2026 Proffered Presentations
S187: MAPPING THE TUMOR ECOSYSTEM OF JUVENILE NASOPHARYNGEAL ANGIOFIBROMA THROUGH SINGLE-CELL TRANSCRIPTOMICS
Heidi Martini-Stoica, MD, PhD1; Brittany T Rupp2; Miek Kunz1; Alessandra Livraghi-Butrico2; Kenichi Okuda2; Wanda K O'Neal2; Hong Dang2; Brian D Thorp, MD1; Cristine Klatt-Cromwell, MD1; Charles S Ebert, MD, MPH1; Brent A Senior, MD1; Jackson R Vuncannon, MD1; Adam J Kimple, MD, PhD1; Kevin M Byrd, DDS, PhD2; 1University of North Carolina; 2Virginia Commonwealth University
Juvenile nasopharyngeal angiofibroma (JNA) is a rare but locally aggressive vascular tumor of adolescent males, often arising from the sphenopalatine foramen.

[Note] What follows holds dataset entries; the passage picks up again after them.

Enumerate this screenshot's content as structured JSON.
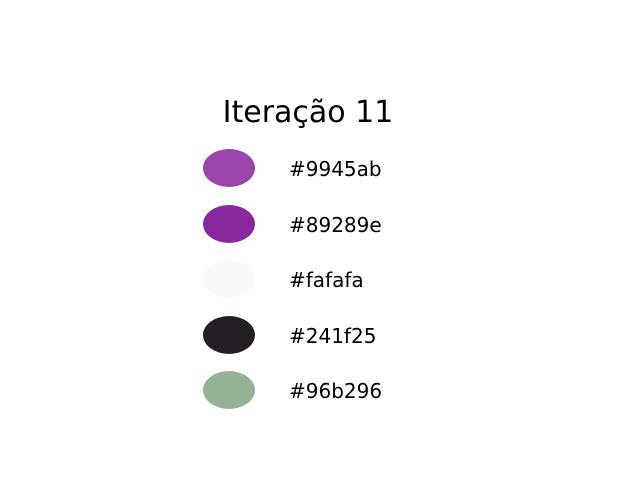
{
  "title": "Iteração 11",
  "swatches": [
    {
      "color": "#9945ab",
      "label": "#9945ab"
    },
    {
      "color": "#89289e",
      "label": "#89289e"
    },
    {
      "color": "#fafafa",
      "label": "#fafafa"
    },
    {
      "color": "#241f25",
      "label": "#241f25"
    },
    {
      "color": "#96b296",
      "label": "#96b296"
    }
  ]
}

Despite its distinctive demographic and anatomic features, the biological basis of JNA pathogenesis is poorly understood, and its management remains primarily surgical. To investigate the molecular underpinnings of JNA, we applied single-cell RNA sequencing to JNA tumors, adjacent mucosa, and control sinonasal tissue to define the tumor ecosystem at single-cell resolution. Our analysis revealed a complex fibrovascular network, including endothelial, fibroblast, pericyte, vascular smooth muscle, and neural crest–like populations. Compared to normal tissue, JNA showed expansion of neural crest–like cells and robust activation of angiogenesis, extracellular matrix, and cell migration, which are features consistent with a highly proliferative, vascularized phenotype. Endothelial cells in JNA downregulated adaptive immune pathways, indicating an immunosuppressed tumor microenvironment that may influence recurrence and therapeutic response. Cell–cell interaction analyses identified fibroblasts as central mediators of the tumor niche, extensively engaging endothelial cells, pericytes, vascular smooth muscle cells, and neurons/neural-like cells. Drug2cell mapping identified FDA-approved VEGF/VEGFR inhibitors (bevacizumab, tivozanib, lenvatinib) as potential therapeutic candidates for JNA. Together, these data provide the first high-resolution map of the JNA tumor ecosystem, highlight its neurovascular origin and angiogenic dependence, and nominate VEGF signaling as a targetable pathway.